The Audit Office, though, plans to find out whether there is an issue.

Along with its review of finances, it has launched a performance audit to “examine whether TAHE’s operating model is fit-for-purpose to effectively and efficiently achieve the outcomes intended by government, particularly in relation to rail safety”.

Do markets care?

Harris argues one motivation for improving the appearance of budgetary health was to increase the chances of NSW retaining its AAA credit rating with agencies such as Moody’s Investors Service and S&P Global.

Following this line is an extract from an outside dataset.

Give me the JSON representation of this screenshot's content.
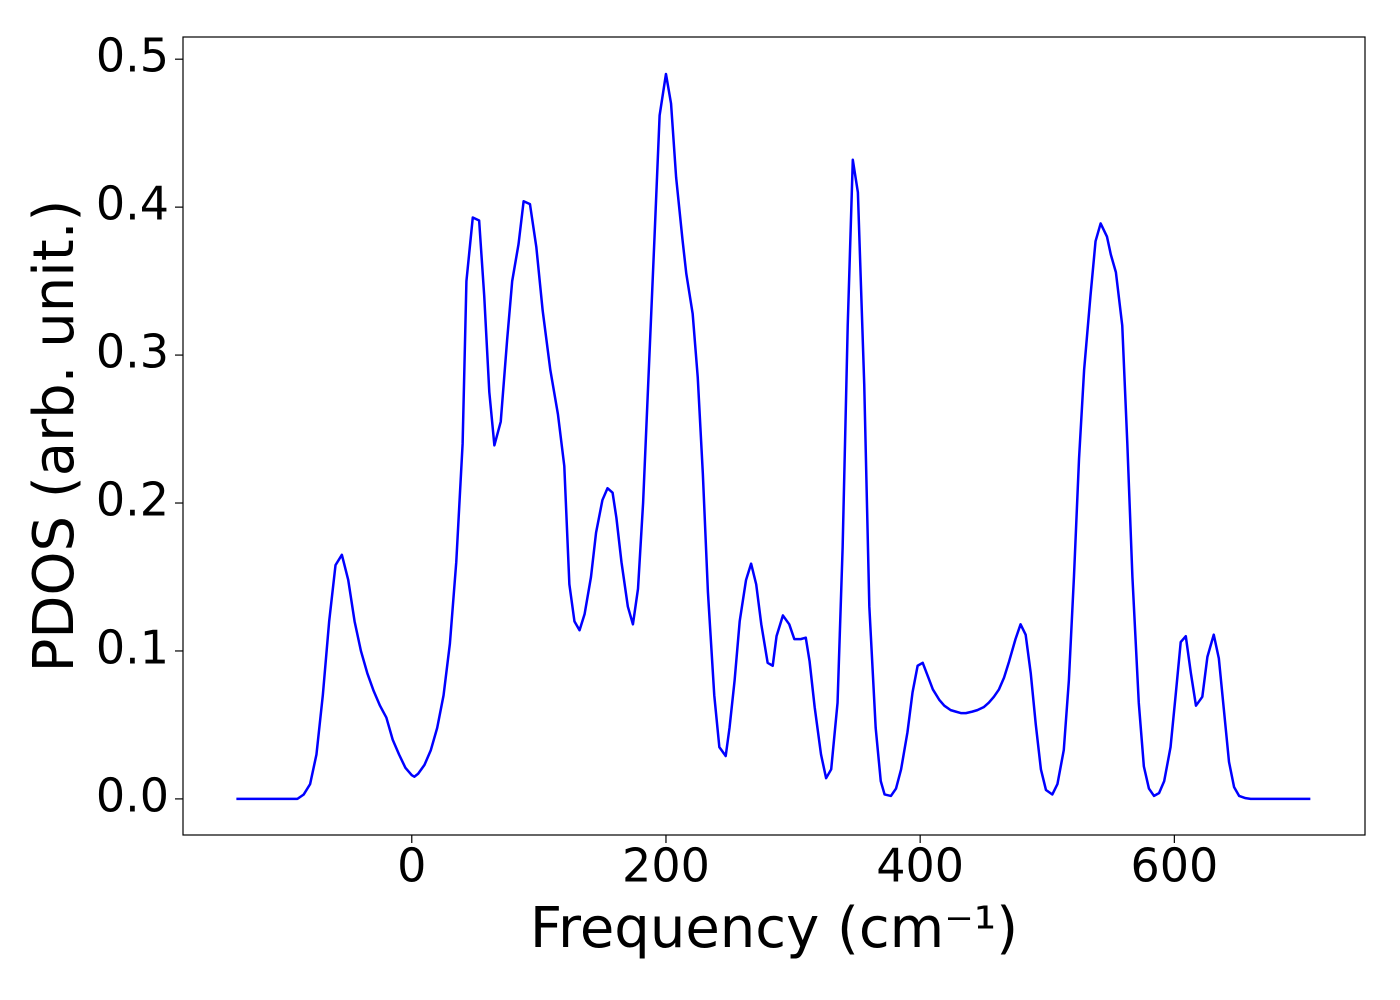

Indeed, such a goal is the sole objective of the state’s Fiscal Responsibility Act 2012 because it implies a lower borrowing cost. That is handy as the Covid pandemic’s impacts include a blowout towards $100bn in net debt for the state.

So far, those agencies are not perturbed by the tantrums over TAHE.

Still, “we are trying to monitor developments quite closely”, Martin Foo, an associate director at S&P Global said.

Similarly, John Manning, a vice-president and senior credit officer at Moody’s, said “the focus is on the whole government” and the treatment of TAHE doesn’t affect the overall debt load.

However, Foo noted NSW’s and Australia’s ratings were underpinned by auditing that was “independent, timely and public”, a standard that was now in the spotlight.